We took the train to Lindau, Germany where we picked up a rental car. This will be the second time driving for me on this trip. I survived Italy, so I figured Germany would be a piece of cake! And it was much, much easier to drive here. The roads are really nice, everyone follows the rules and all the sites are well marked. We drove through the back roads to the small Bavarian town of Fussen. Bavaria is similar to Switzerland (and Austria) in some ways, but it is amazing to met how it still has a culture of its own.
The next morning we toured "Mad" King Ludwig's castles. The two famous Bavarian castles are Hohenschwangau and Neuschwanstein. They are really incredibly beautiful, especially against the backdrop of the Bavarian mountains. We got there early in the morning and there were still some low lying clouds against the hillsides. It looked exactly like a fairy tale! Hohenschwangau was the castle where King Ludwig grew up. It was actually a lot smaller than it looked, but the inside was ornately decorated. Neschwanstein was the castle the Ludwig built for himself, based on the painting by a set designer. It was never completely finished. Ludwig managed to bankrupt the state of Bavaria, was declared mad in order to remove him from the throne, and mysteriously died in the lake by his castle 2 days later. Six weeks after he died, the first tourists came to Neuschwanstein to see what their king was doing.
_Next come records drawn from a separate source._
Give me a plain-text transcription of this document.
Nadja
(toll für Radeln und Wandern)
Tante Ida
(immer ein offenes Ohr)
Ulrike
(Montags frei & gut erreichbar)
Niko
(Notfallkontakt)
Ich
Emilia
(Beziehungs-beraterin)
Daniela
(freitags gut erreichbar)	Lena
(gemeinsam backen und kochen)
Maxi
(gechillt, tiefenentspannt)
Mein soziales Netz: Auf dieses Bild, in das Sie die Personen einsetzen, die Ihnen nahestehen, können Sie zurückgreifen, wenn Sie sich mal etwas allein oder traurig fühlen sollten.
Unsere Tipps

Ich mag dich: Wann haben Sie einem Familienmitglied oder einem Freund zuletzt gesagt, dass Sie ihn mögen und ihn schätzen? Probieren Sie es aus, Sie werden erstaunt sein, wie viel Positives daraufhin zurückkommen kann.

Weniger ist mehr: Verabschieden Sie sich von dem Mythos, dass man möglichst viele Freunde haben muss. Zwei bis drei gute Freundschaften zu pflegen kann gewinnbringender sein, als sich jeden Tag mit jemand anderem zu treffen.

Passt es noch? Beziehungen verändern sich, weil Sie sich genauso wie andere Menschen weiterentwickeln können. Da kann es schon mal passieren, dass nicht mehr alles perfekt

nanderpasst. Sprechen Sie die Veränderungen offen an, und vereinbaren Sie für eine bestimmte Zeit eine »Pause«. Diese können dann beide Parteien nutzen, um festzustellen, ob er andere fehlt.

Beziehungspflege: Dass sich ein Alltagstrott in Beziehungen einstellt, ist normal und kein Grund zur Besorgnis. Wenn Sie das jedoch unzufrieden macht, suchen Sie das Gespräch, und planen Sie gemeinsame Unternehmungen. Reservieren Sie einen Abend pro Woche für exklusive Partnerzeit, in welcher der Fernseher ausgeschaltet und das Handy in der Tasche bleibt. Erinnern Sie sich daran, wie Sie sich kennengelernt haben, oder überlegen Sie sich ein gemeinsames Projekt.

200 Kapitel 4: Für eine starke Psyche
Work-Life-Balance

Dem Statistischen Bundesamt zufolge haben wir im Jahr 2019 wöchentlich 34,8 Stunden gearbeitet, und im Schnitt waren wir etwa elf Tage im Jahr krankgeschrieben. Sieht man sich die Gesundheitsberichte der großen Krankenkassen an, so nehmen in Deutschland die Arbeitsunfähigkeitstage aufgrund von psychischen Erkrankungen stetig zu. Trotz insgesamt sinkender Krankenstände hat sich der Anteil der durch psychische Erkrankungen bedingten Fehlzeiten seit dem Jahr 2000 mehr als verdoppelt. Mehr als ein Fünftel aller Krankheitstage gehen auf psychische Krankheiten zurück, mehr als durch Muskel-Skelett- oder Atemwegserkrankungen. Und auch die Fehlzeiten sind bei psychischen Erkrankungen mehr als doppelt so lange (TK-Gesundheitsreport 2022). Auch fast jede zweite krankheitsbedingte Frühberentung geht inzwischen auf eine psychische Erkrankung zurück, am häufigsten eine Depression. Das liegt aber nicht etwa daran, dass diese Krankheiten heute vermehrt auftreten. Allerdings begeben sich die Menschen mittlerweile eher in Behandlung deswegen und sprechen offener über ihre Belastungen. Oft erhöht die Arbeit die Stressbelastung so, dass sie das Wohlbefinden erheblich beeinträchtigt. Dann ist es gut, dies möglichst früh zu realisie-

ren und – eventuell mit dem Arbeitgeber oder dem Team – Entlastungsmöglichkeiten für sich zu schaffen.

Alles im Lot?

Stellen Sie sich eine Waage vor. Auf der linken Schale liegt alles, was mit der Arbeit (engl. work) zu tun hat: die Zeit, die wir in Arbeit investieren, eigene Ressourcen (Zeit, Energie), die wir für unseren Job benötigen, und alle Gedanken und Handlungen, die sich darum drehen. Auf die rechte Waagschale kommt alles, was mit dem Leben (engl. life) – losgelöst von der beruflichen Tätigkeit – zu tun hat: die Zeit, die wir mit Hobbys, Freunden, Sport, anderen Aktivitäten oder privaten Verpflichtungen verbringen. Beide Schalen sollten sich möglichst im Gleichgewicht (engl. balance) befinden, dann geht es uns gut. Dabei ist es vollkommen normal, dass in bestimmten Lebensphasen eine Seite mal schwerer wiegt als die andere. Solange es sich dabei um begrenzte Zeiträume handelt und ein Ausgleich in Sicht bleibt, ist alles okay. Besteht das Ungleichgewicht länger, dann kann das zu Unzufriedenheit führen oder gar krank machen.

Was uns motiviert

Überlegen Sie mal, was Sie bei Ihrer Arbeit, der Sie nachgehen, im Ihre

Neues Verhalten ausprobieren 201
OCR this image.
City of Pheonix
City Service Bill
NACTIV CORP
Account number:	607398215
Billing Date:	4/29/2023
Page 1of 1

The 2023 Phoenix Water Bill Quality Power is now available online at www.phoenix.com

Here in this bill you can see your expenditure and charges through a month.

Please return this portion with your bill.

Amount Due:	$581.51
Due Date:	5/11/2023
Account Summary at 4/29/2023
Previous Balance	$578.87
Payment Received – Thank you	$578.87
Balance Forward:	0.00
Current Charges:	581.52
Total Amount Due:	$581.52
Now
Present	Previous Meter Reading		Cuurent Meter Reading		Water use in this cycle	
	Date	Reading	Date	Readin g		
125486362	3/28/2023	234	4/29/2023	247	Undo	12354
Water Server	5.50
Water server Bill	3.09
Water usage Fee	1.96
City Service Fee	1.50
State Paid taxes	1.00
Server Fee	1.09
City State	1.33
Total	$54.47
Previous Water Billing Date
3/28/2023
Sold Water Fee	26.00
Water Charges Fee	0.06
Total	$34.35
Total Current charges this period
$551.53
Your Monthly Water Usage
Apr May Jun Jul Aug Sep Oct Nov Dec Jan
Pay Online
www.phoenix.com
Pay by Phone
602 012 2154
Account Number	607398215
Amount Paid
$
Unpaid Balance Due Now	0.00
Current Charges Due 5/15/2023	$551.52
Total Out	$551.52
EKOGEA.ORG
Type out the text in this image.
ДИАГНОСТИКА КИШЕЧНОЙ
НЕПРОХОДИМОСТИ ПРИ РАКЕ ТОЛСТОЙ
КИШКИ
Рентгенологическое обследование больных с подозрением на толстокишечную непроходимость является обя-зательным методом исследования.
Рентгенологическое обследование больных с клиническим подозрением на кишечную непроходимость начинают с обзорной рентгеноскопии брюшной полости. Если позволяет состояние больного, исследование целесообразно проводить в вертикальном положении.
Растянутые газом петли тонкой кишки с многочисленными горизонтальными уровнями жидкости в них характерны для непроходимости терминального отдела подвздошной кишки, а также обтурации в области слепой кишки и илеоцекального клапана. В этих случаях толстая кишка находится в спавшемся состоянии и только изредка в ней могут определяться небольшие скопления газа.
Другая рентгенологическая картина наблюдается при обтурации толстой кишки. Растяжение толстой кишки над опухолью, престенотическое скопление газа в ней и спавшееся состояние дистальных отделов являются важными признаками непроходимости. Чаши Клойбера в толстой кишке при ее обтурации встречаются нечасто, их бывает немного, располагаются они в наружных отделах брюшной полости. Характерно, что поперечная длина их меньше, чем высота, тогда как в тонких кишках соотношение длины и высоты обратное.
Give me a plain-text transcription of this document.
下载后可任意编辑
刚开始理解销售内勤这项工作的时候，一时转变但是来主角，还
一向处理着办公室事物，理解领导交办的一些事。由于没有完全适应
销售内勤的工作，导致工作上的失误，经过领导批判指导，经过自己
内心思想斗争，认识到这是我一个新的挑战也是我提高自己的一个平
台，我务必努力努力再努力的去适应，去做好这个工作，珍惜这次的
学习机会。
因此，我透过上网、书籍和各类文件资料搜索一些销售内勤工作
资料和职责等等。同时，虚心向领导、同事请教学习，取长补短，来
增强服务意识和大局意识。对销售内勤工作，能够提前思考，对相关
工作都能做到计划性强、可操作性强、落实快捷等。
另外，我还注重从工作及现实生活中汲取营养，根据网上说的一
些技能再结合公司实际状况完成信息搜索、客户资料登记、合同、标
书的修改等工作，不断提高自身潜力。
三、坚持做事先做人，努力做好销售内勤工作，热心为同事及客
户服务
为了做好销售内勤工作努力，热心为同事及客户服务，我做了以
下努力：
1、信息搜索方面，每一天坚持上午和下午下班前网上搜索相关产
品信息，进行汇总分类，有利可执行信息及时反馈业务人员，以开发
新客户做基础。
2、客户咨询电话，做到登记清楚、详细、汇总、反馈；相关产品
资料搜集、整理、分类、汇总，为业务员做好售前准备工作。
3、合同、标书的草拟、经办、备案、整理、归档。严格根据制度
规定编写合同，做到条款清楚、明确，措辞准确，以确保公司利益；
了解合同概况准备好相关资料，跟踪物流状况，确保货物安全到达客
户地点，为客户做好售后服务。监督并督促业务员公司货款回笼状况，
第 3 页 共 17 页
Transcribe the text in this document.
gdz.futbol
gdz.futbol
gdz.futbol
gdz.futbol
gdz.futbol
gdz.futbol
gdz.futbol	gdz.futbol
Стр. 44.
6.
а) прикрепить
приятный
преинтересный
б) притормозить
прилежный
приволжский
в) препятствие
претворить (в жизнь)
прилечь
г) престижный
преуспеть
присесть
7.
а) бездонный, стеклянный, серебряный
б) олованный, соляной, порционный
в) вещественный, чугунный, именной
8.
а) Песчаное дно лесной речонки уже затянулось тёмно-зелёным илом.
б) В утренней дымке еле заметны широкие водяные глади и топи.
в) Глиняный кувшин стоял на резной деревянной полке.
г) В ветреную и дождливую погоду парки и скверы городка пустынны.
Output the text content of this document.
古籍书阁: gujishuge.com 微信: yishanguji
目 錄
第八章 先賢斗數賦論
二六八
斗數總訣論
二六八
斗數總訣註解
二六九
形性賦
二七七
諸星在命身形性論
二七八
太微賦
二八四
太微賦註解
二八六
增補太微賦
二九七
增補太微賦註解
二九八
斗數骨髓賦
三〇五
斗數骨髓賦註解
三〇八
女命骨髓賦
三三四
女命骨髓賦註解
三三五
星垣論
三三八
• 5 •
If only he knew how much money his castle brought to Bavaria now! The castle itself is amazing and was the inspiration for Walt Disney's fairy tale castle and Disneyland. Sadly, King Ludwig only spent a couple of months living in the castle.
From the castles we drove along the back roads to Oberammergau. Oberammergau is the center of German woodcarving. Since we had already seen the Swiss equivalent, we decided to see the German version as well! It was really incredible. There were much larger workshops in Oberammergau, and a lot of the carvings were produced for more commercial means. Some of the special pieces on display had been commisioned by churches or public buildings. The carving was so intricate and detailed -- it was amazing! We walked around the town and visited several shops and workshops. Most of the people working in the shops were carvers. My favorite was a woman about my age who had been studying carving and doing carvings for about 10 years. She had a little boy about 10 months old who just hung out in the shop while she carved. He loved flirting with everyone and watching people on the security camera. She, along with other carvers, mentioned that it is getting harder and harder to make a living as a woodcarver. Peole are not buying as much and are not wanting to pay as much money for the really detailed pieces. It is sad, but I guess that this always happens with arts and crafts. As things go out of style, some art is lost. Hopefully the amazing art of German woodcarving will not go that way.